If the handicap of a physical disability is a step too far for some actors, then they can always get the Academy on their side by playing an addict. This tradition was started by Ray Milland in 1945 for The Lost Weekend were he plays an alcoholic writer who goes off on the mother of all binges. Susan Hayward kept up the tradition in the 1958 grim melodrama I Want to Live!, where she played real-life criminal and cause célèbre Barbara Graham, who suffered from her own drug addiction. The alcoholic role was brought up to date by Nicolas Cage in 1995's Leaving Las Vegas, whose message of the dangers of alcohol abuse was somewhat diluted by the promise of a 'tart-with-a-heart' like Elisabeth Shue to assist your campaign of liver destruction.
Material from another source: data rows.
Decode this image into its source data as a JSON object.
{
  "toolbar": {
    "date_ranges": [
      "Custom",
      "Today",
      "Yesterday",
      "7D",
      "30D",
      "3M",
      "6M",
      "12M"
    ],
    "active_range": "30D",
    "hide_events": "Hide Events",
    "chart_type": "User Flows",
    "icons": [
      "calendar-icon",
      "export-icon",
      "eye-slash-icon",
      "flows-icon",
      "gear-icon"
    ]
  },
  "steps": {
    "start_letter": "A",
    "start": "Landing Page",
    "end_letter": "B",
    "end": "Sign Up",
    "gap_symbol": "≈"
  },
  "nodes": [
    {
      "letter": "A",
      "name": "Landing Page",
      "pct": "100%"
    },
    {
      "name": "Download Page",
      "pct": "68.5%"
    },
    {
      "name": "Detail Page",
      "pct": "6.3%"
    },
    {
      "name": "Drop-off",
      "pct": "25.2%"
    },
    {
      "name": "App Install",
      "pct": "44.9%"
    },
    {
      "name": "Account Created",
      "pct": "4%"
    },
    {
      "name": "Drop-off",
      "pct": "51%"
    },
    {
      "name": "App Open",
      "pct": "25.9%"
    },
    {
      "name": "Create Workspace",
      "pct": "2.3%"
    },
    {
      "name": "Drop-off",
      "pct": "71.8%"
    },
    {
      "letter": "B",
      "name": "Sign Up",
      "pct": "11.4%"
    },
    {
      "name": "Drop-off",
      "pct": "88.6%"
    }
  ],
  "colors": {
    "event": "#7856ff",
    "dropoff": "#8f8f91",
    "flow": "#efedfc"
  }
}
Finally, even if your role is of a fit and healthy character with no physical or mental ailments, a real-life illness could help you in your quest for Oscar glory. In 1960 when Butterfield 8 opened the star Elizabeth Taylor was in the process of being vilified by a public incensed at her enticement of actor Eddie Fisher from his wife Debbie Reynolds. Taylor's role in the film was as diva-like as her public image, but her public was turning against her and the critics were unkind.
But events nearly took a tragic turn when La Liz caught pneumonia in London, and had to undergo a life-saving emergency tracheotomy. This real-life drama regained Liz her public, and guaranteed her enough sympathy votes for both an Oscar nomination and the award itself, setting her up for her most famous role as Cleopatra and an encounter with Welsh thespian Richard Burton.
updated 22/9/2003
Due to popular demand, the following thespians beg recognition for the following roles (thanks Demeter and Kerawall)
For a special meal for two with the star of your choice, pick out the roles that didn't win an Oscar.
updated 2004
give me more, give me more, give me give me all you moreing too
Ralphyk says did Russell Fightin Crowe get one for A Beautiful Disability?
Cletus the Foetus says Didn't Tim Robbins just win one for Mystic River? His character in that is "troubled".
Albert Herring says What about Mask and The Elephant Man, then?
John Hurt was nominated but did not win. Mask only won the Oscar for make-up. And Cher got a Golden Globe I see.
gpb says remember Billy Bob Thornton's Oscar winning performance in Sling Blade? (one of my personal favorites)
Billy Bob was nominated but was not victor/victorious.
Koreykruse says Russell Crowe was nominated but did not win best actor oscar. Robbins did win the best supporting actor oscar for Mystic River.